Every Sunday service, beginning on Jan. 31, will start with a special “soul-ebration” ceremony when the congregation will meet and make the Season of Nonviolence a part of their services. At each service, someone will light seven candles and read the seven words to be thought about each day for the next week, one word per day. This is done over nine weeks, with 64 words in total. Each word comes with an affirmation and a practice on how to implement the word in the congregant’s life.
For example, for the word appreciation, its explanation quote is “It is vital that people count their blessings to appreciate what they possess without having to undergo its actual loss.” The affirmation is “We’ve all heard the expression you don’t know what you’ve got till it’s gone. Why do we wait? Today I pause to appreciate, acknowledge and express gratitude for all that I have – my life, my health, my home, my talents, my relationships, enough food and water.” And the practice is to write down 10 things that people appreciate about themselves and their lives and tell at least one other person what they appreciate about them. This prompts participants to not only think about the word but to enact it’s meaning in their daily lives, even if only for a day.
“It’s a good practice that people, if they do it every day, mentally, emotionally and spiritually, start living and believing and acting that way,” White said.
Each Sunday, participants at the Center for Spiritual Living will receive the seven words for the coming week along with each one’s affirmation and action for daily use. White said that possibly at the end of the season there will be a meeting where participants can share how it affected their lives.

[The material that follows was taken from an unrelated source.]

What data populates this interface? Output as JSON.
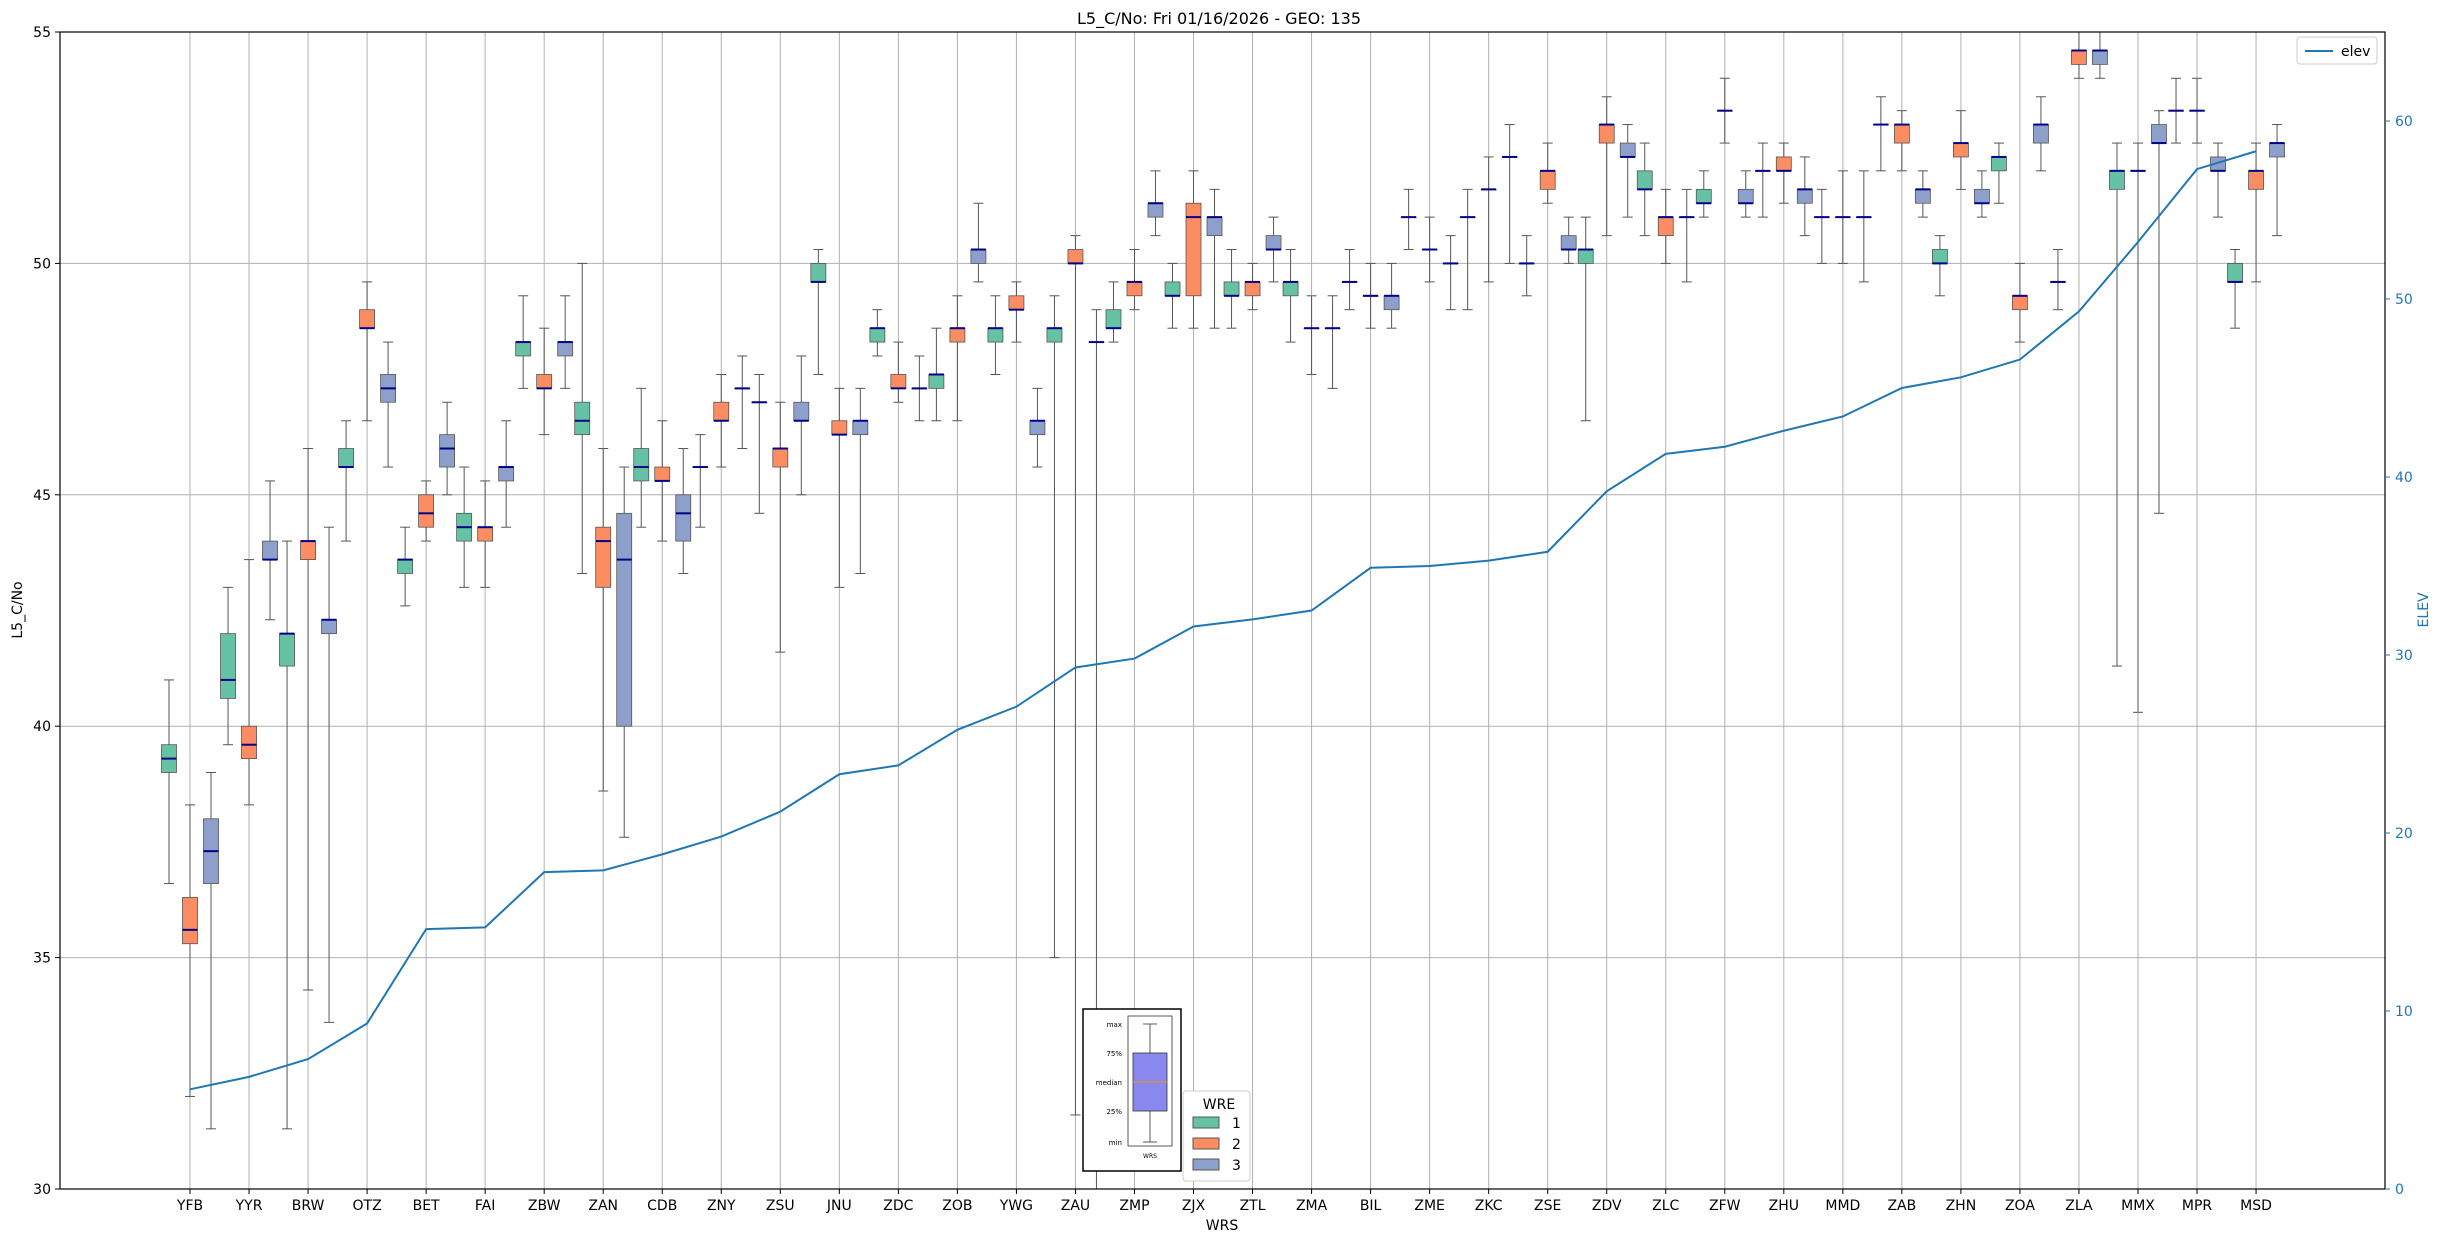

“It’s really cool and it’s so important now [with what] we hear in the news every day and what’s going on in the world,” White said. “It takes one person and another person and another person to head toward that critical mass so that eventually we will reach 51% and it tips the scale. We actually could all live in peace in the world and nonviolence in every day of our lives. This is just a good reminder to practice every day for those 64 days, to plant the seed in your mind and someone else’s mind, to help shift towards thinking nonviolently.”